Привет Робби это Вайолет пишет. Мы в школе сейчас читаем по слогам. Буквы собираются все вместе и пляшут. Буква M королева. Она самая красивая. А есть плохая буква, ее писать не буду. M хорошая. Она желтая. И я сейчас в желтом платье. Мне нравится носить его днем. Я все время как звезда. Мама ругает меня из-за платья. Спасибо, что ты не ругаешь. Когда вернешься домой, я тоже буду как звезда. До скорой встречи. Люблю XXXXX Вайолет
На двадцатой минуте первоначально тихий рокот хора переходит в бурную интерлюдию. Шепотливое журчание голосов перерастает в исступленный погребальный плач, своим напором музыка уподобляется буре, она неотвратима, как буря, мощна, но безэмоциональна, точнее, абстрактно эмоциональна, по-грозовому, не по-человечески.
Хорошо, что Изабель не понимает немецкого. Так ей больше нравится. Она вольна воображать прославление бренности, смерти как начала и конца, отверзающийся рай, неописуемый, но предстающий, может, вовсе и не обиталищем херувимов и серафимов, как в официальной версии рая, внушавшейся Изабель в детстве, – с нарисованными облаками и крылатыми детьми со стен храма Фатимской Богоматери. Это совсем другой рай – бездонная светящаяся тьма, или колесо галактики, или очистительное пламя, сжигающее все дотла.
Она слушает разную музыку, все на свете, от Бетховена до “Рэдиохед”, но неизменно возвращается к Брамсу, он как утраченная и вновь обретенная мать, поющая Изабель об ужасах и великолепии этого мира, мать, которая была далеко-далеко, но наконец вернулась домой, чтобы рассказать дочери об изведанном.

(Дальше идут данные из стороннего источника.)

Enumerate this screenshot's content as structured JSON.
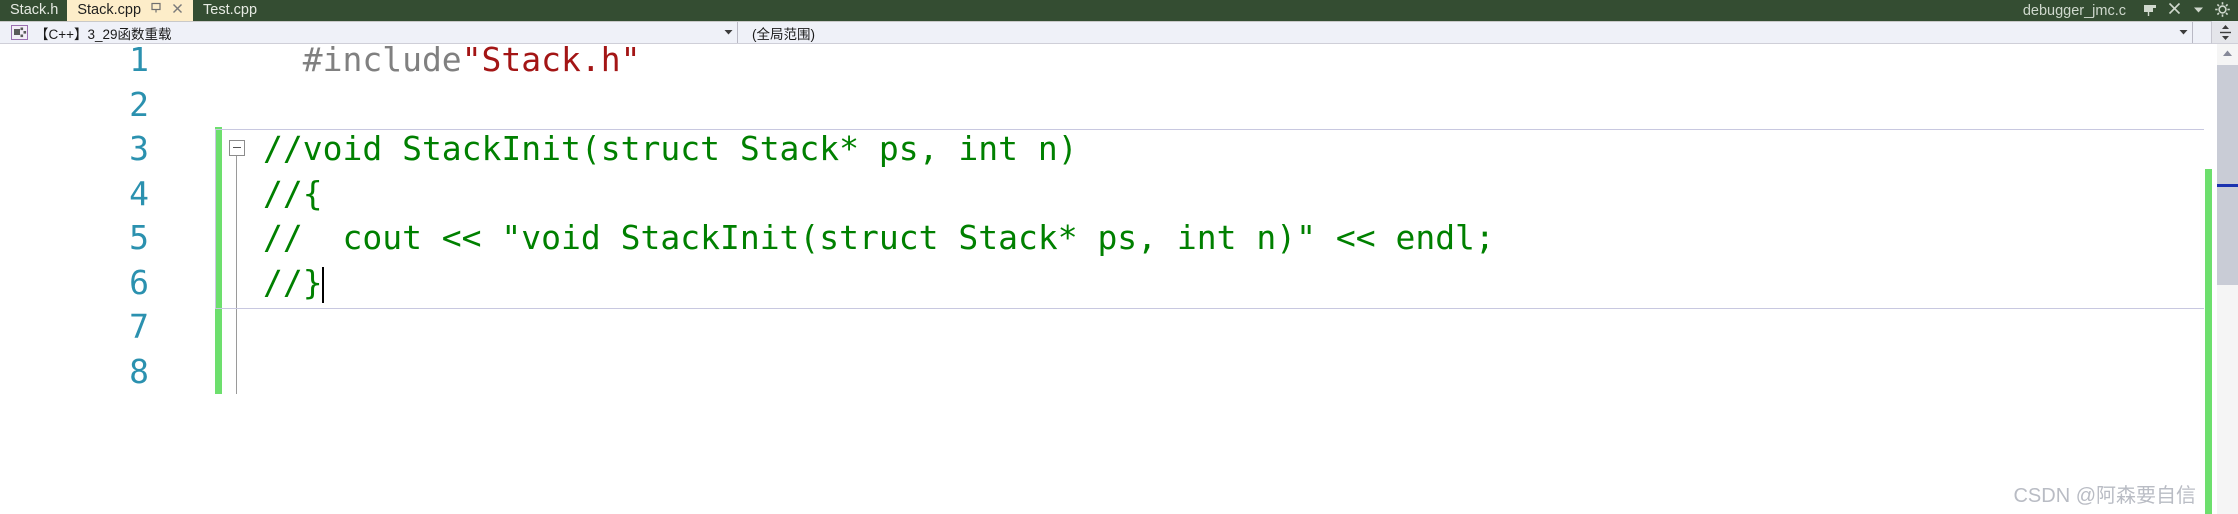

Первый солист готовится исполнить свой особый плач. Звучат и хор, и оркестр, однако теперь, когда вот-вот вступит певец, чувство утраты становится невыразимо личным. Смерть косит всех, но перед нами одинокий человек с собственной песнью.
Ей, конечно, не следует прятаться тут с Брамсом. Пренебрегая и детьми, и работой. Скоро она встанет и снова примет на себя все обязательства. Но пока выключить реквием невозможно, не сейчас, перед самой арией.